Emotional Acceptance: Not Feeling OK is Perfectly OK
For as long as I can remember, we have been indirectly taught by our social construction NOT to feel negative emotions. From a very young age, we get emotionally invalidated in so many ways until that becomes our norm. We get told not to cry or not to get angry, which teaches us to avoid unpleasant feelings at any cost. With continuous practice, following what we have been taught to be the right thing, we get programmed to send our negative emotions to the subconscious mind where they get manifested into other forms.
How does this avoidance translate when we grow up?
We grow up to suppress what we truly feel, especially when it comes to emotions that make us seem weak or not in control. However, these repressions lead us to escape through unhealthy behaviours such as over-drinking, binge eating, self-harming and even drug consumption. When we choose to repress our socially unaccepted feelings, we develop psychosomatic symptoms such as fibromyalgia, migraines and upset stomach. This leads us to walk in the route of medical treatments and medications without realizing that the cause of the illness is unexposed emotions.

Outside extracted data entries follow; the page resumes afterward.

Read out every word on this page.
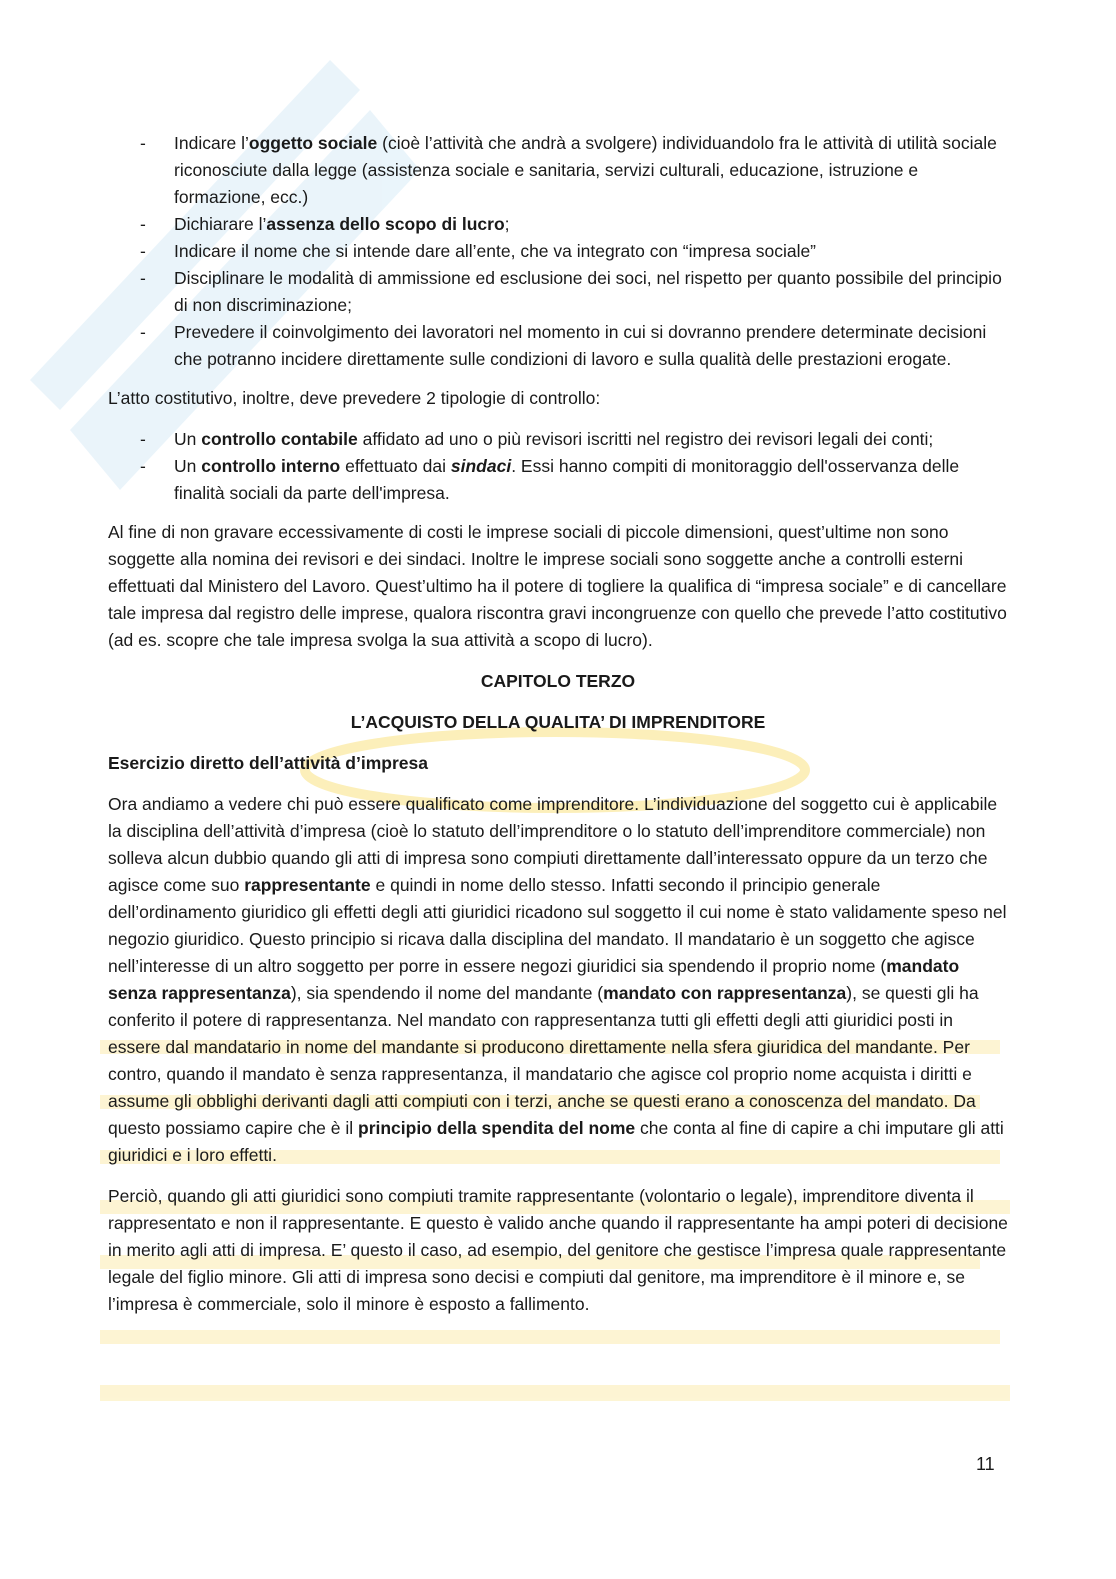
- Indicare l’oggetto sociale (cioè l’attività che andrà a svolgere) individuandolo fra le attività di utilità sociale riconosciute dalla legge (assistenza sociale e sanitaria, servizi culturali, educazione, istruzione e formazione, ecc.)
- Dichiarare l’assenza dello scopo di lucro;
- Indicare il nome che si intende dare all’ente, che va integrato con “impresa sociale”
- Disciplinare le modalità di ammissione ed esclusione dei soci, nel rispetto per quanto possibile del principio di non discriminazione;
- Prevedere il coinvolgimento dei lavoratori nel momento in cui si dovranno prendere determinate decisioni che potranno incidere direttamente sulle condizioni di lavoro e sulla qualità delle prestazioni erogate.

L’atto costitutivo, inoltre, deve prevedere 2 tipologie di controllo:

- Un controllo contabile affidato ad uno o più revisori iscritti nel registro dei revisori legali dei conti;
- Un controllo interno effettuato dai sindaci. Essi hanno compiti di monitoraggio dell'osservanza delle finalità sociali da parte dell'impresa.

Al fine di non gravare eccessivamente di costi le imprese sociali di piccole dimensioni, quest’ultime non sono soggette alla nomina dei revisori e dei sindaci. Inoltre le imprese sociali sono soggette anche a controlli esterni effettuati dal Ministero del Lavoro. Quest’ultimo ha il potere di togliere la qualifica di “impresa sociale” e di cancellare tale impresa dal registro delle imprese, qualora riscontra gravi incongruenze con quello che prevede l’atto costitutivo (ad es. scopre che tale impresa svolga la sua attività a scopo di lucro).

CAPITOLO TERZO
L’ACQUISTO DELLA QUALITA’ DI IMPRENDITORE
Esercizio diretto dell’attività d’impresa

Ora andiamo a vedere chi può essere qualificato come imprenditore. L’individuazione del soggetto cui è applicabile la disciplina dell’attività d’impresa (cioè lo statuto dell’imprenditore o lo statuto dell’imprenditore commerciale) non solleva alcun dubbio quando gli atti di impresa sono compiuti direttamente dall’interessato oppure da un terzo che agisce come suo rappresentante e quindi in nome dello stesso. Infatti secondo il principio generale dell’ordinamento giuridico gli effetti degli atti giuridici ricadono sul soggetto il cui nome è stato validamente speso nel negozio giuridico. Questo principio si ricava dalla disciplina del mandato. Il mandatario è un soggetto che agisce nell’interesse di un altro soggetto per porre in essere negozi giuridici sia spendendo il proprio nome (mandato senza rappresentanza), sia spendendo il nome del mandante (mandato con rappresentanza), se questi gli ha conferito il potere di rappresentanza. Nel mandato con rappresentanza tutti gli effetti degli atti giuridici posti in essere dal mandatario in nome del mandante si producono direttamente nella sfera giuridica del mandante. Per contro, quando il mandato è senza rappresentanza, il mandatario che agisce col proprio nome acquista i diritti e assume gli obblighi derivanti dagli atti compiuti con i terzi, anche se questi erano a conoscenza del mandato. Da questo possiamo capire che è il principio della spendita del nome che conta al fine di capire a chi imputare gli atti giuridici e i loro effetti.

Perciò, quando gli atti giuridici sono compiuti tramite rappresentante (volontario o legale), imprenditore diventa il rappresentato e non il rappresentante. E questo è valido anche quando il rappresentante ha ampi poteri di decisione in merito agli atti di impresa. E’ questo il caso, ad esempio, del genitore che gestisce l’impresa quale rappresentante legale del figlio minore. Gli atti di impresa sono decisi e compiuti dal genitore, ma imprenditore è il minore e, se l’impresa è commerciale, solo il minore è esposto a fallimento.

11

The good news is that our ‘negative’ emotions are not negative at all. This is just a label that our society has created to highlight that the feelings which make us feel uneasy are not good. But why would you want to feel something like pain, anger or sadness? Why would anyone want to go through a feeling that is unpleasant? Well, we waste so much time trying to push these feelings out of our line of vision, only to find ourselves being trapped and stuck. We become insecure and over-sensitive about the same exact thing that triggered these negative feelings. We engage our inner critic in maladaptive ways to fulfil the denied feelings. For example, you get dumped by your ex and experience the pain of loss. Rather than facing it, you choose to deny it, which pushes the feeling further into your subconscious psyche. What that means is that the feeling is not gone instead it got stuck in your subconscious mind. Your inner critic will find ways to validate this feeling that got frozen in time through thoughts of being unworthy. Hence, increasing your insecurity about yourself and future relationships.
What should you do to avoid getting trapped?
Self-compassion is the answer. When you allow yourself to fully experience the so-called ‘negative emotions’ you will enable yourself to face these feelings and get over them. When you fully go through the experience, you break down the negativity and come out the other end stronger and sturdier. There is a reason why feelings like pain and sadness exist. This is our psyche’s way of telling us that something is not right. Bearing witness to these feelings in compassion and acceptance will open the door to true healing and liberation from the weight of this negativity.
We need to accept our emotions and understand why they are there in the first place. Fighting against them will only make them stronger. Therefore, it is wiser to respond to the emotional call and navigate our way through the feeling while remembering that not feeling OK is perfectly OK.